In this Getting Started tutorial, we assume that you already have python installed. if you don't have it installed, then see theInstallation Guide。
First step one: enter the development environment, workon article_spider
Enter this environment:
Installation of Scrapy, in the process of installing some errors: usually these errors are part of the file is not installed to cause, because the university often appear, so on the solution to this problem, it is very real, directly to /~gohlke/pythonlibs/ this site to download the corresponding file, download and install with pip, the specific process is not in the details.
Then go to the project directory and open our newly created virtual environment:
New scrapy project: ArticleSpider
Creating a good project framework: importing in pycharm
: Configuration file for the project.
ArticleSpeder/: python module for this project. You will add the code here later.
ArticleSpeder/: The item file in the project.
ArticleSpeder/: pipelines file in the project.
ArticleSpeder/: Settings file for the project.
ArticleSpeder/spiders/: The directory where the spider code is placed.

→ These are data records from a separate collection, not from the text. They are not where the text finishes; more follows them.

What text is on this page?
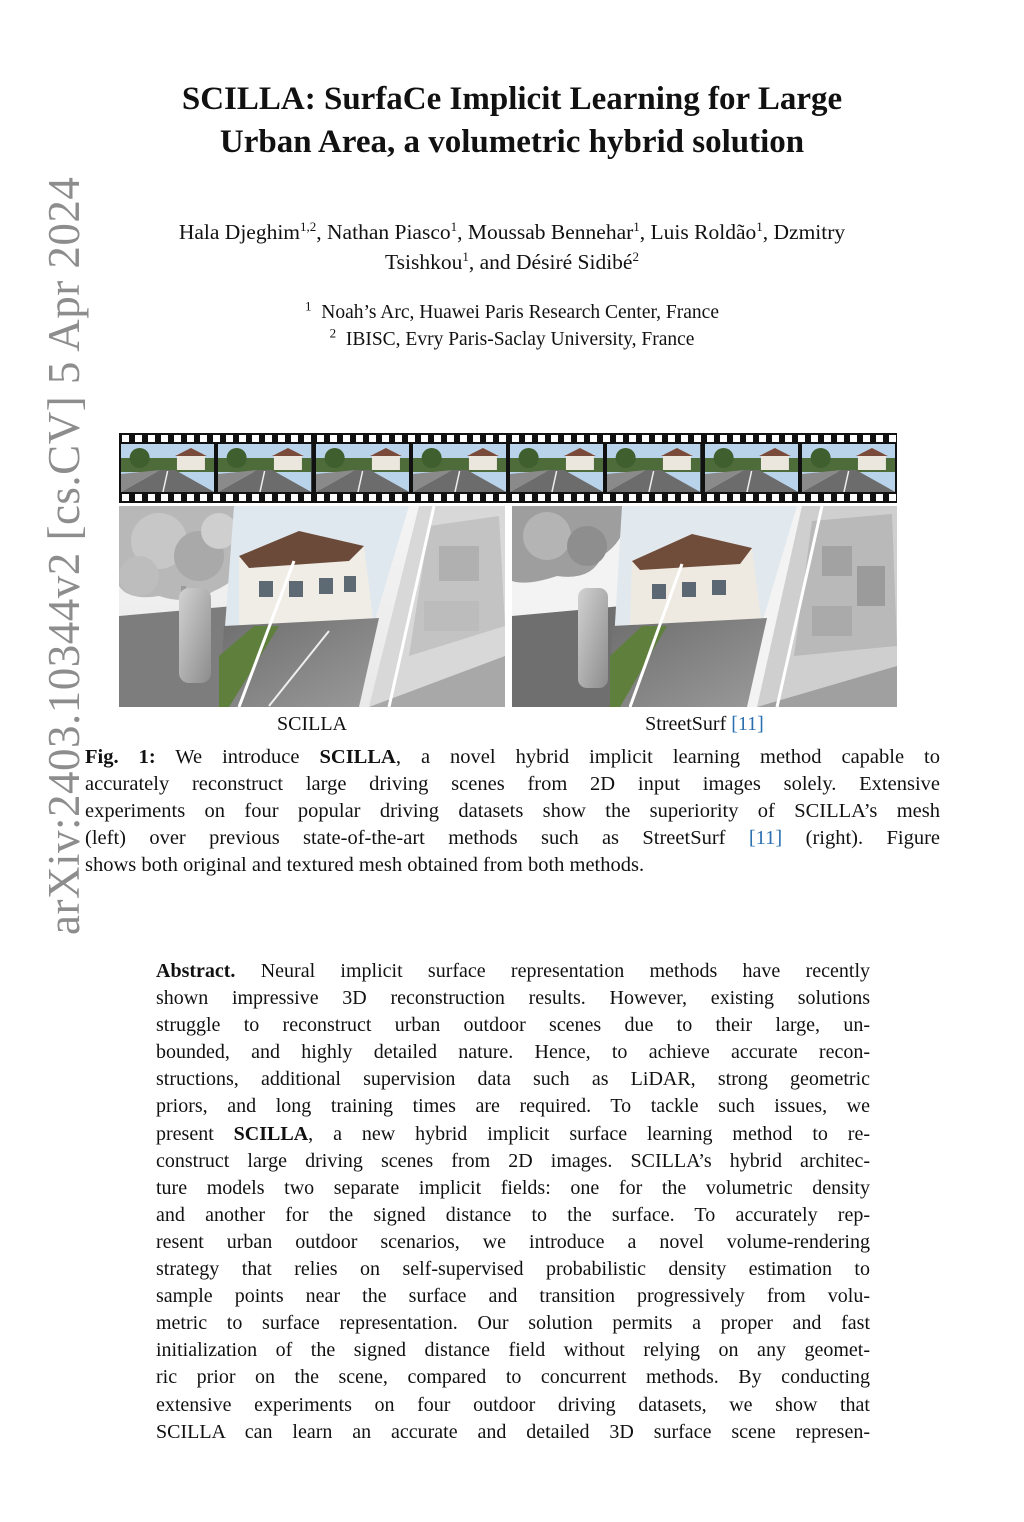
arXiv:2403.10344v2 [cs.CV] 5 Apr 2024
SCILLA: SurfaCe Implicit Learning for Large
Urban Area, a volumetric hybrid solution
Hala Djeghim$^{1,2}$, Nathan Piasco$^1$, Moussab Bennehar$^1$, Luis Roldão$^1$, Dzmitry
Tsishkou$^1$, and Désiré Sidibé$^2$
$^1$ Noah’s Arc, Huawei Paris Research Center, France
$^2$ IBISC, Evry Paris-Saclay University, France
SCILLA	StreetSurf [11]
Fig. 1: We introduce SCILLA, a novel hybrid implicit learning method capable to
accurately reconstruct large driving scenes from 2D input images solely. Extensive
experiments on four popular driving datasets show the superiority of SCILLA’s mesh
(left) over previous state-of-the-art methods such as StreetSurf [11] (right). Figure
shows both original and textured mesh obtained from both methods.
Abstract. Neural implicit surface representation methods have recently
shown impressive 3D reconstruction results. However, existing solutions
struggle to reconstruct urban outdoor scenes due to their large, un-
bounded, and highly detailed nature. Hence, to achieve accurate recon-
structions, additional supervision data such as LiDAR, strong geometric
priors, and long training times are required. To tackle such issues, we
present SCILLA, a new hybrid implicit surface learning method to re-
construct large driving scenes from 2D images. SCILLA’s hybrid architec-
ture models two separate implicit fields: one for the volumetric density
and another for the signed distance to the surface. To accurately rep-
resent urban outdoor scenarios, we introduce a novel volume-rendering
strategy that relies on self-supervised probabilistic density estimation to
sample points near the surface and transition progressively from volu-
metric to surface representation. Our solution permits a proper and fast
initialization of the signed distance field without relying on any geomet-
ric prior on the scene, compared to concurrent methods. By conducting
extensive experiments on four outdoor driving datasets, we show that
SCILLA can learn an accurate and detailed 3D surface scene represen-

Go back to the dos window and create a template with basic
It's already created in the pycharm screenshot above:
For better development in the future, create a class for debugging
from import execute import sys import os print(((__file__))) (((__file__))) execute(["scrapy","crawl","jobbole"])
This is the code content
import sys In order to set the project directory, call the command to take effect
Inside the path is better not to write dead: you can get the path through os, more flexible
execute is used to execute the target program's
content
class JobboleSpider(): name = 'jobbole' allowed_domains = [''] start_urls = ['/110287'] def parse(self, response): re_selector = ("/html/body/div[1]/div[3]/div[1]/div[1]/h1") re2_selector = ('//*[@]/div[1]/h1') title = ('//div[@class="entry-header"]/h1/text()') create_date = ("") #//*[@] dian_zan = int(("//span[contains(@class,'vote-post-up ')]/h10/text()").extract()[0]) pass
Through the xpath technology to obtain the corresponding article some field information, including the title, time, number of comments, number of likes, etc., because it is relatively simple, so do not go into detail
As I write this, we all know that debugging in pycharm is troublesome because scrapy is quite large, so we can use the Scrapy shell to debug at this time.
The markup section is the address of the target site: now we can debug more pleasantly.
That's it for today's scrapy primer!